The combination of pertuzumab with lapatinib showed an improved antiproliferative effect in all the carcinoma cell lines. (A) CAT-MT cells presented synergistic antiproliferative effects for all the conjugations tested, the highest cytotoxic response occurring by the use of pertuzumab at 250 µg/mL plus lapatinib at 7.26 µg/mL, with 76.8% of cytotoxicity (*** p < 0.001). (B) The FMCm cells achieved the highest synergist effect, by the use of pertuzumab at 250 µg/mL plus lapatinib at 7.26 µg/mL, with 47.8% of cytotoxicity (*** p < 0.001), while the combination of pertuzumab at 2000 µg/mL plus lapatinib at 7.26 µg/mL presented a smaller cytotoxic effect (** p < 0.01). (C) The combination of pertuzumab at 250 µg/mL plus lapatinib at 7.26 µg/mL, in the FMCp cells, allowed to obtain 53.7% of cytotoxicity (*** p < 0.001). (D) As control, the human SKBR-3 cell line presented a synergistic effect for all the conjugations tested (*** p < 0.001).

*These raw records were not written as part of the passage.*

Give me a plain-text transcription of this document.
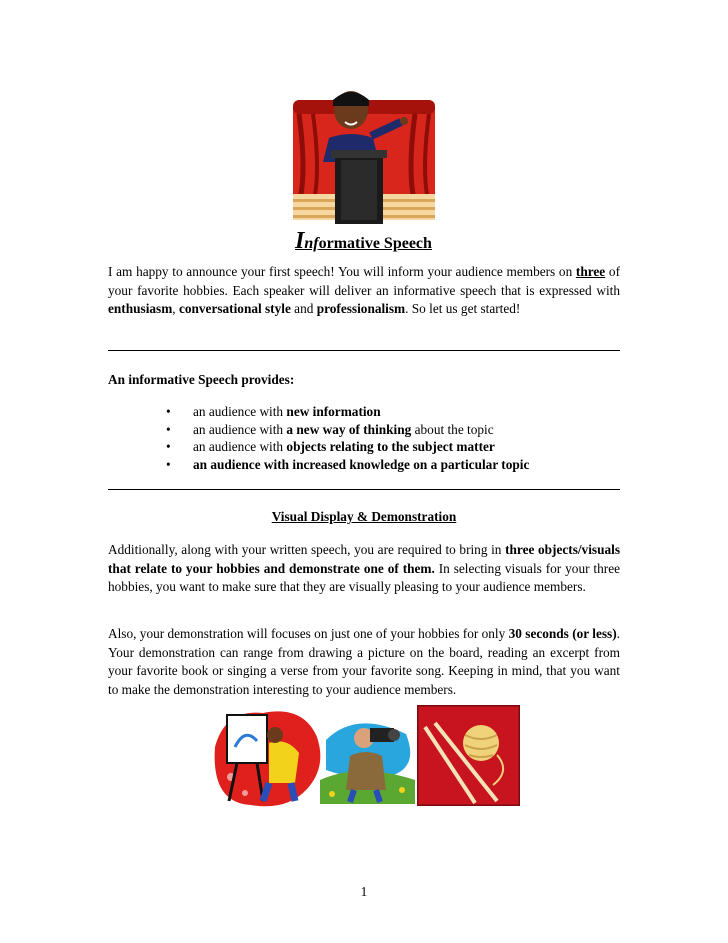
Informative Speech
I am happy to announce your first speech! You will inform your audience members on three of your favorite hobbies. Each speaker will deliver an informative speech that is expressed with enthusiasm, conversational style and professionalism. So let us get started!
An informative Speech provides:
• an audience with new information
• an audience with a new way of thinking about the topic
• an audience with objects relating to the subject matter
• an audience with increased knowledge on a particular topic
Visual Display & Demonstration
Additionally, along with your written speech, you are required to bring in three objects/visuals that relate to your hobbies and demonstrate one of them. In selecting visuals for your three hobbies, you want to make sure that they are visually pleasing to your audience members.
Also, your demonstration will focuses on just one of your hobbies for only 30 seconds (or less). Your demonstration can range from drawing a picture on the board, reading an excerpt from your favorite book or singing a verse from your favorite song. Keeping in mind, that you want to make the demonstration interesting to your audience members.
1
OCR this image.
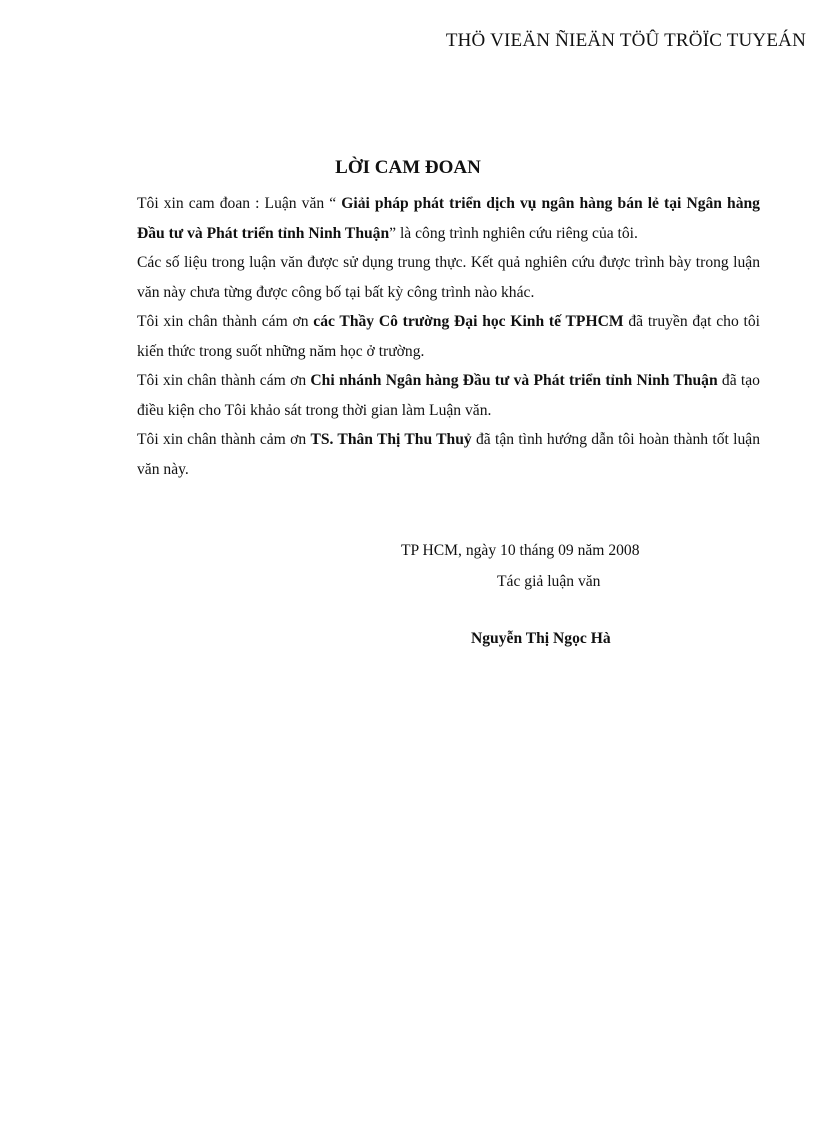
THÖ VIEÄN ÑIEÄN TÖÛ TRÖÏC TUYEÁN
LỜI CAM ĐOAN

Tôi xin cam đoan : Luận văn “ Giải pháp phát triển dịch vụ ngân hàng bán lẻ tại Ngân hàng Đầu tư và Phát triển tỉnh Ninh Thuận” là công trình nghiên cứu riêng của tôi.

Các số liệu trong luận văn được sử dụng trung thực. Kết quả nghiên cứu được trình bày trong luận văn này chưa từng được công bố tại bất kỳ công trình nào khác.

Tôi xin chân thành cám ơn các Thầy Cô trường Đại học Kinh tế TPHCM đã truyền đạt cho tôi kiến thức trong suốt những năm học ở trường.

Tôi xin chân thành cám ơn Chi nhánh Ngân hàng Đầu tư và Phát triển tỉnh Ninh Thuận đã tạo điều kiện cho Tôi khảo sát trong thời gian làm Luận văn.

Tôi xin chân thành cảm ơn TS. Thân Thị Thu Thuỷ đã tận tình hướng dẫn tôi hoàn thành tốt luận văn này.

TP HCM, ngày 10 tháng 09 năm 2008
Tác giả luận văn
Nguyễn Thị Ngọc Hà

The experiments were performed in triplicates and repeated three separated times.

Figure 7

Mutations identified in the feline her2 ECD, subdomains II and IV were not reported as induce resistance to therapy. All the mutations found occur in a low frequency (n = 1), being more common in exon 3, subdomain II (69.4%). Any of the described mutations were reported in breast cancer patients as induce therapeutic resistance.